Egypt erupted in protest over the weekend, on the one year anniversary of Mohammed Morsi's inauguration as president. The headquarters of the Muslim Brotherhood, with which Morsi is affiliated, were stormed this morning, although no one was left in the building. Nineteen people died in the demonstrations yesterday and pro-Morsi clerics warned tensions could lead to civil war. The army, on the other hand, has threatened to intervene on behalf of the opposition. Similar protests in 2011 helped topple Hosni Mubarak, the longtime Egyptian strongman. Egypt's first democratically-held elections concluded with the election of Morsi in the second round. Protests previously erupted in Egypt late last year over the Muslim Brotherhood's effort to push through an Islamist constitution that enshrined the president with what many considered too much power. Those protests were unsuccessful, and the constitution was approved at the polls.

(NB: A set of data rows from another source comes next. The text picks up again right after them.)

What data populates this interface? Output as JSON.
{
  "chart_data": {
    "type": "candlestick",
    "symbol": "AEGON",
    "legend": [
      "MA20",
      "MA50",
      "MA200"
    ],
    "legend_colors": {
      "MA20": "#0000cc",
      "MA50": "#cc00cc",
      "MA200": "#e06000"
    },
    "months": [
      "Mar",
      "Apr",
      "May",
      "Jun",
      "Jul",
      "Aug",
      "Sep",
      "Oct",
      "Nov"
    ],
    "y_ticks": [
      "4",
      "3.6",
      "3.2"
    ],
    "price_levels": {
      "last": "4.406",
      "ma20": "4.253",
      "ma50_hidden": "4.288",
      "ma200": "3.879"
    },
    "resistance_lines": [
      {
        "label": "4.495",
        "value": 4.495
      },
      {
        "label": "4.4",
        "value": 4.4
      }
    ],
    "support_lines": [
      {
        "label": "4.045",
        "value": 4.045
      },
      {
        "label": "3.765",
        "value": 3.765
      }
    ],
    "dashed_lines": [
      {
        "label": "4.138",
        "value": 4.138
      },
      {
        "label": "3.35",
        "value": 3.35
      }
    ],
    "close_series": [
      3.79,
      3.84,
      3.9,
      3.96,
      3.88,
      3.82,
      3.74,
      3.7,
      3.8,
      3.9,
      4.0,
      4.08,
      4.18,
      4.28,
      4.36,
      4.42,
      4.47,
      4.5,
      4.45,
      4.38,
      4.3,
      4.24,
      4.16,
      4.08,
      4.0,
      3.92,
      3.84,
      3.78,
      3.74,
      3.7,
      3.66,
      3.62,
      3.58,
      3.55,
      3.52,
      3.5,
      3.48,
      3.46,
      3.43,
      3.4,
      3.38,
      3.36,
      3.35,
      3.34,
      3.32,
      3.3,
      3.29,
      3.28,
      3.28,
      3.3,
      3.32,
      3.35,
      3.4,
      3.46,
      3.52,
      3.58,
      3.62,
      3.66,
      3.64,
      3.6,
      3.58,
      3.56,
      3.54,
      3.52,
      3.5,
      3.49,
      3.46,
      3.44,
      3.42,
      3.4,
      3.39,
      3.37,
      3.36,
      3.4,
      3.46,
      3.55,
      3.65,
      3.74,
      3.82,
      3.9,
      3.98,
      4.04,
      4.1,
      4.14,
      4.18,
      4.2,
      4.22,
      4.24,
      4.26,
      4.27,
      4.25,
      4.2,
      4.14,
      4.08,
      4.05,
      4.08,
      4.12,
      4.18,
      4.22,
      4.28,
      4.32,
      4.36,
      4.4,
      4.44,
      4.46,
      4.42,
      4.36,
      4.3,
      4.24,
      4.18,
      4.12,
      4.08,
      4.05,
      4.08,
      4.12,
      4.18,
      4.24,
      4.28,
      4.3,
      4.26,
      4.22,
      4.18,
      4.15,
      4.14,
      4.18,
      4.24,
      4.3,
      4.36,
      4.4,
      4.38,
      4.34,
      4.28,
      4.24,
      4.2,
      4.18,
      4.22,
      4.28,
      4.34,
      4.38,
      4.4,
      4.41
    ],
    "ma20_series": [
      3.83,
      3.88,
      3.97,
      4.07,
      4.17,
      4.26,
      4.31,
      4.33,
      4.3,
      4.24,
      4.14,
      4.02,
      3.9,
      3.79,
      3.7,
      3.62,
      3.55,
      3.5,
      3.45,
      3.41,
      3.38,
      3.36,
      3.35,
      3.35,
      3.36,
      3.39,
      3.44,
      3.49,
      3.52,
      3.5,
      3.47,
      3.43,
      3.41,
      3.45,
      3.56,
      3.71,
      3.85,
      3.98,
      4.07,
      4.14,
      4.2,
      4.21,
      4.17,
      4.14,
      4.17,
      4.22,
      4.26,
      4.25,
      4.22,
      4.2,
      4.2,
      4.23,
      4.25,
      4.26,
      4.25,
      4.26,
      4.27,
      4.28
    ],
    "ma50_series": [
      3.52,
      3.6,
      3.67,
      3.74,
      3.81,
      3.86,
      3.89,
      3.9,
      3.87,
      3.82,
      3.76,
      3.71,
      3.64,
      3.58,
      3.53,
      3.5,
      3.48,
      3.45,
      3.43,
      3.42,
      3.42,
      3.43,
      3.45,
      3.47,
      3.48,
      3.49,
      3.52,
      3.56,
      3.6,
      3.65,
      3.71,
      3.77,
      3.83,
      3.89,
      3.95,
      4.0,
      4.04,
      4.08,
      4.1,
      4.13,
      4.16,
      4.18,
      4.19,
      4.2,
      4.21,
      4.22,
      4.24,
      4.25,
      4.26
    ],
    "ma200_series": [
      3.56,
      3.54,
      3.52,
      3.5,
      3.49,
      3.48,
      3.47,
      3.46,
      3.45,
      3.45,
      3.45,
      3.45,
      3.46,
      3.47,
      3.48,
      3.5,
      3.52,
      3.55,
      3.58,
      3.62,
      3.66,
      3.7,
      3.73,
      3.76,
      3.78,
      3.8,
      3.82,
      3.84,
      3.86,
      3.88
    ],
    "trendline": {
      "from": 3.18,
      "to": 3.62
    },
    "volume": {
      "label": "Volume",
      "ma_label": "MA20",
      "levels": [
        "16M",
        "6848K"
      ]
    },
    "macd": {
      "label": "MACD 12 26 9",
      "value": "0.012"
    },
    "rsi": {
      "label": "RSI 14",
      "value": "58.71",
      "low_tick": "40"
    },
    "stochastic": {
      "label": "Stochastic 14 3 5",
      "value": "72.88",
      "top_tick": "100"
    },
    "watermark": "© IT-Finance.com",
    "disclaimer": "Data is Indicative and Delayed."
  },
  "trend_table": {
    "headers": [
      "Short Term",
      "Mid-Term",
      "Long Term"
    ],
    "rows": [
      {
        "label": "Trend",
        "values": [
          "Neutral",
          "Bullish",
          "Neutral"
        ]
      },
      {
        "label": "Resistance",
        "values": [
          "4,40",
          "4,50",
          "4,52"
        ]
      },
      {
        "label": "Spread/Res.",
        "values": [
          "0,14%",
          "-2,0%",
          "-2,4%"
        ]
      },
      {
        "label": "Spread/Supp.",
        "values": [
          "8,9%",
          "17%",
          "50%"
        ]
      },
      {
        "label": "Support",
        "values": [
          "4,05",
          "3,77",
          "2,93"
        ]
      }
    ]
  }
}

There have been large-scale protests for several weeks too in the more democratic Brazil. In that country, the president Dilma Rousseff promised her government was listening to protesters, though that did little to alleviate a protest that started about bus fares but became a wider complaint about corruption and government spending on the 2014 World Cup and 2016 Olympics.
The Brazilian economist Rodrigo Constantino last week explained in an op-ed for O Globo, a Rio newspaper, why he, a self-described (classic) liberal, was not optimistic about what the protests might accomplish. Via Google's machine translation*:
I am very critical of this government. My judgment was PT [the ruling Worker's Party] is the worst possible. Never before in the history of this country have so many blunders joint, so incompetent, so much mediocrity and naughtiness. The PT segregated the country, bought votes with handouts… and demonstrates strong authoritarian bias.
We are paying a high price for this ineffectiveness, now that the external winds stopped blowing in our direction. Dilma has not made a single major structural reform, overplayed populism and allowed even the return of high inflation. My verdict is as hard as possible against the president and her team.
That said, I can not dive with a lot of optimism in the demonstrations in the streets, because I have serious doubts whether this is also the diagnosis of these people. Many people end up demanding more state intervention as a solution. Want more poison! …This definitely is not the way.
The demand that the solution to corrupt or ineffective government should be more government is not exclusive seen Brazil. We saw similar inclinations arise in protests at Occupy Wall Street and around the world.
Constantino ends with a suggestion to his fellow Brazilian that works just as well for the Egyptians who flooded the streets in protest this weekend and even the ongoing protests in Turkey:
Be outraged, but in the polls! Not be the ideal choice, but the ideal exists only in our illusions. And they are dangerous when we believe that they are viable. Let us do what we can, keeping our fragile but necessary democracy. No use to roar like a lion in the streets and then vote like a donkey in the polls.
As George W. Bush said, fool me once, shame on you, fool me twice, won't get fooled again! Buyer's remorse may be a feature of democracy, but it ought to be one that informs better choices in the future, be it felt by Brazilians, Egyptians, Turks, or even Americans.
*You can suggest better translations of the original in the comments!